Certes, cette violence quotidienne ne s’oppose pas aux démarches d’institutions internationales comme la Banque mondiale ou les Nations Unies, lesquelles influencent considérablement la politique internationale et prônent l’expansion de l’économie capitaliste aux quatre coins de la planète. Derrière leurs sauvegardes, leurs codes d’éthique et leur responsabilité sociale, on trouve des politiques et des projets renforçant un système qui, depuis sa création, a été et continue d’être structurellement patriarcal et raciste. XX Cependant, dans ce contexte si violent pour les femmes, ce sont elles qui reprennent les rênes de l’organisation et de la mobilisation contre l’accaparement de leurs terres et de leurs vies. Leur rôle essentiel dans la résistance a constitué le thème central de plusieurs bulletins du WRM (2).
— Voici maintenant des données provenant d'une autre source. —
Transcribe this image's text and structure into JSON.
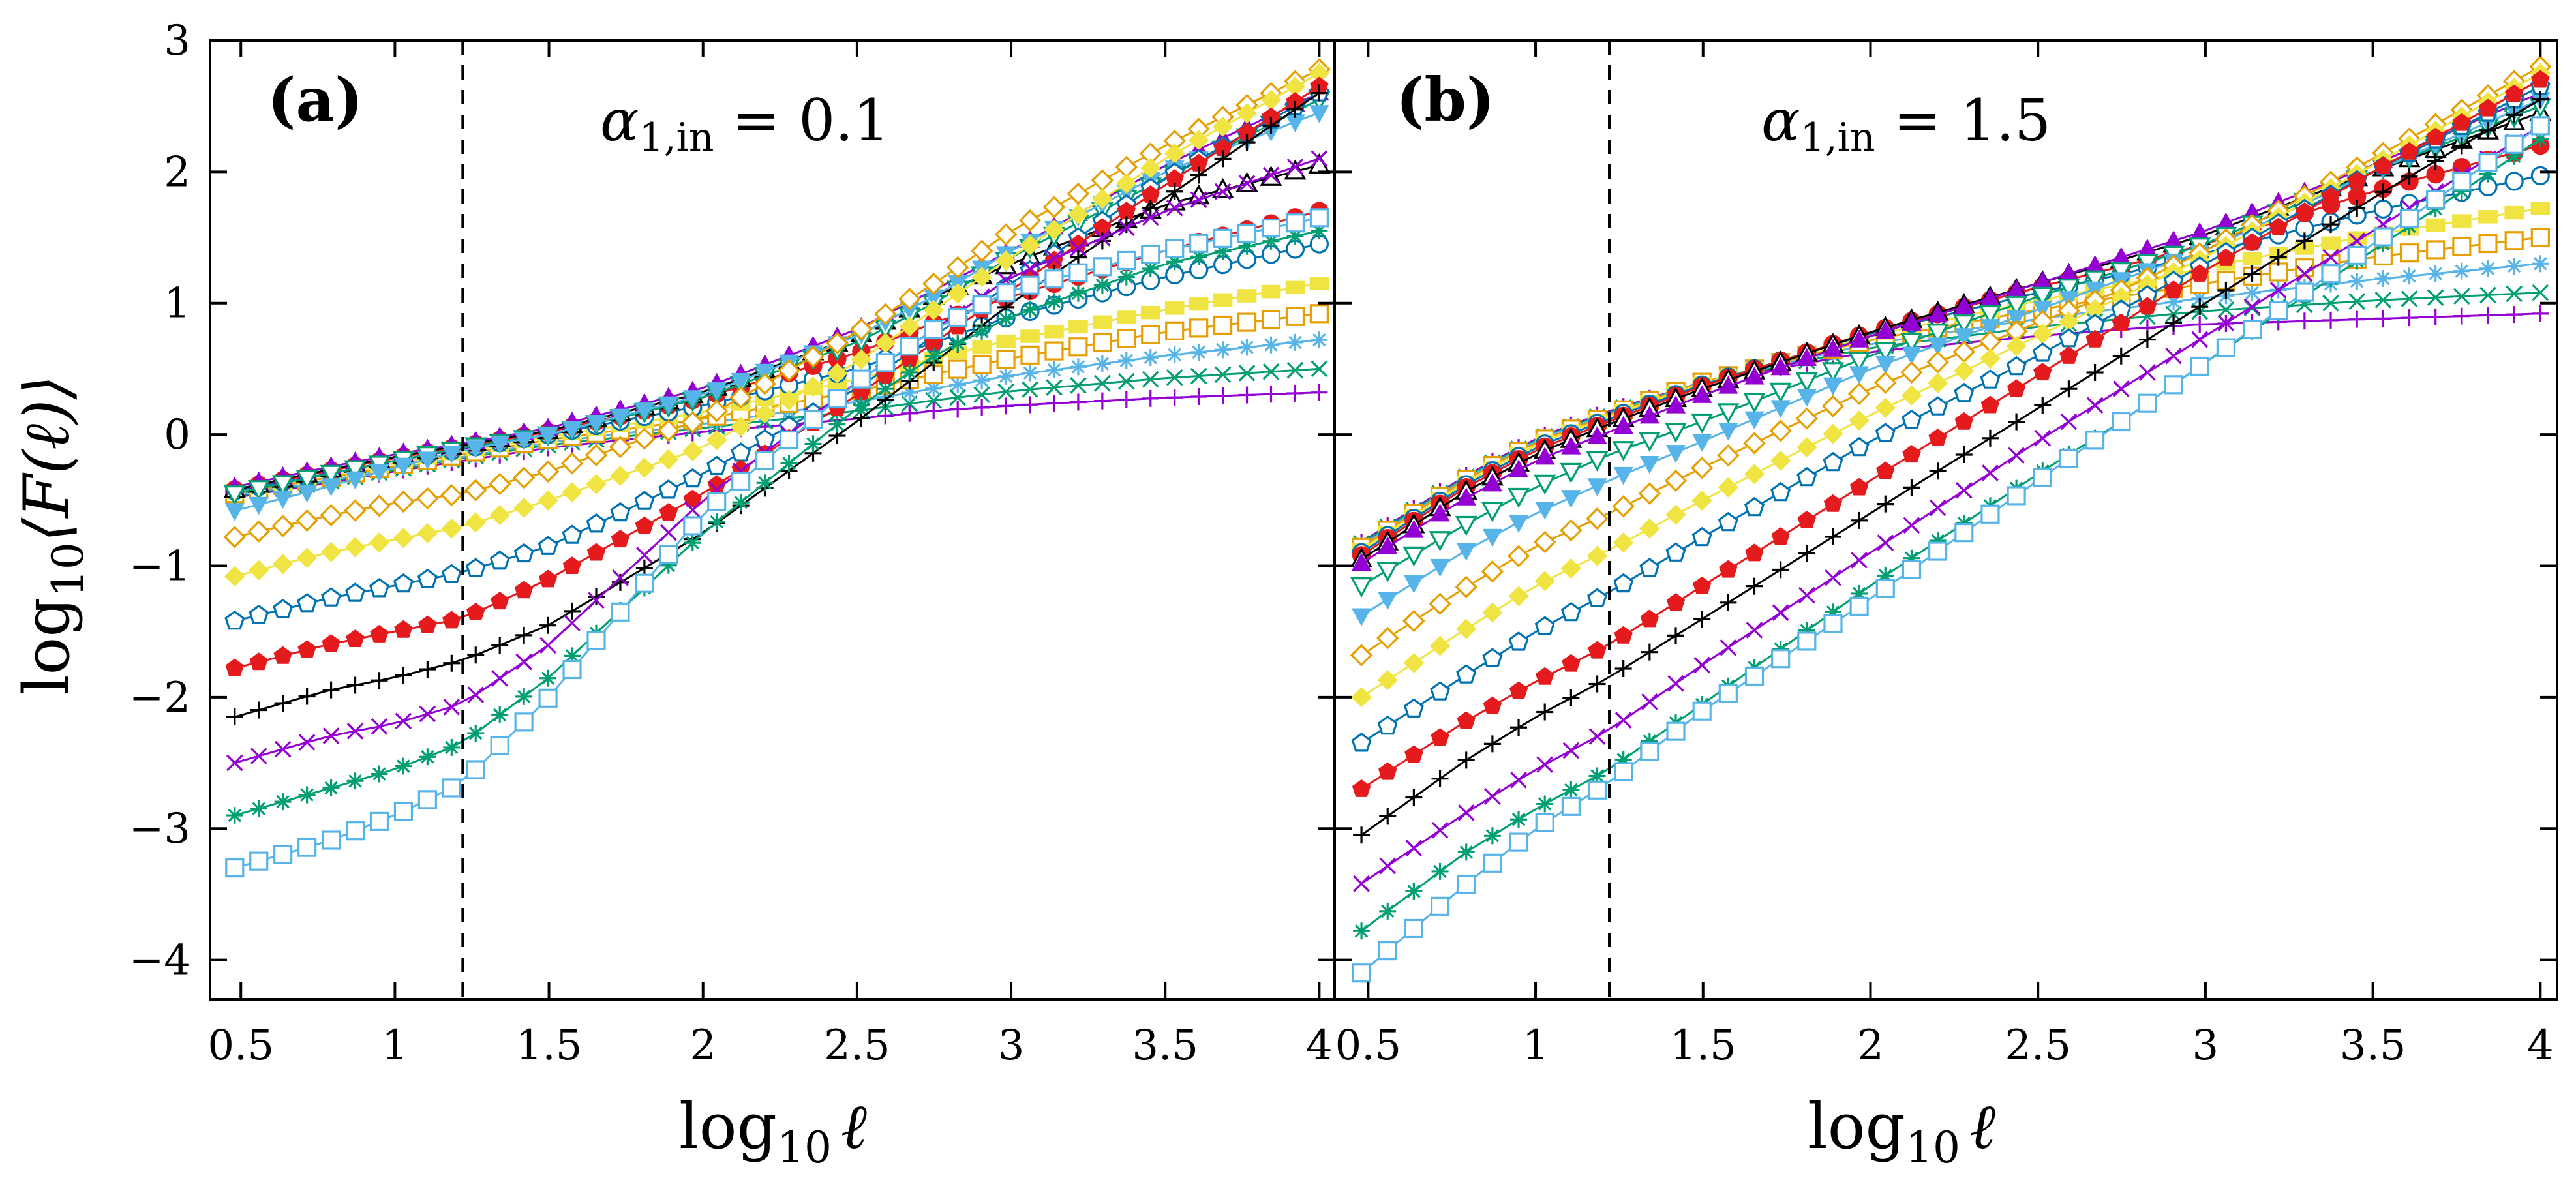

Le présent bulletin contient deux articles d’Indonésie qui décrivent les abus systématiques que doivent surmonter les femmes (et les filles) qui vivent dans les plantations de palmiers à huile et à proximité de celles-ci. Le premier article aborde les nombreux mauvais traitements au travail et le second souligne la violence plus structurelle de ces plantations. De même, trois articles du Cameroun nous parlent de la situation des femmes aux prises avec la monoculture du palmier à huile. Un de ces articles porte sur les effets et les mauvais traitements générés au niveau du pays par l’expansion de ces plantations ; le deuxième dénombre les types de violence spécifiques générés et présente un appel au changement ; et le troisième raconte l’histoire d’une communauté forcée de vivre et de résister depuis la venue de l’entreprise SOCAPALM sur leurs terres. Un autre article essaie de résumer les cas de deux communautés, une au Guatemala et l’autre en Colombie, où les femmes, confrontées aux plantations de palmiers à huile, sont celles qui luttent le plus pour défendre leurs terres et leurs moyens de subsistance. Un article de l’Inde nous alerte à propos de l’expansion accélérée des plantations d’arbres grâce au programme gouvernemental de compensations et nous montre que les femmes sont non seulement touchées, mais aussi un pilier de la résistance dans ce pays. Un autre article du Liberia souligne l’importance d’avoir une voix dans les processus décisionnels et explique comment les femmes de ce pays s’organisent pour y parvenir. Et finalement, un article du Brésil nous raconte les dangers et les effets de l’exposition des femmes aux produits agrotoxiques, une situation que partagent toutes les femmes dans les monocultures industrielles.

Ce bulletin constitue donc un appel à la solidarité directe et radicale avec les femmes qui souffrent, résistent, s’organisent et se mobilisent contre cette violence et ces mauvais traitements quotidiens qu’entraînent les plantations industrielles.

 

(1) « Caliban et la sorcière : femmes, corps et accumulation primitive. » Version française en vente. Version anglaise originale gratuite : « Caliban and the Witch. Women, The body and Primitive Accumulation. » Version espagnole gratuite disponible ici: « Calibán y La Bruja. Mujeres, cuerpo y acumulación originaria, » Silvia Federici, 2004.
(2) Voir par exemple :
Bulletin 211, février 2015, Des femmes qui résistent : la défense des territoires et de la vie.
Bulletin 200, mars 2014, La lutte des femmes : un combat de toutes et de tous.
Bulletin 187, février 2013, Des femmes qui résistent.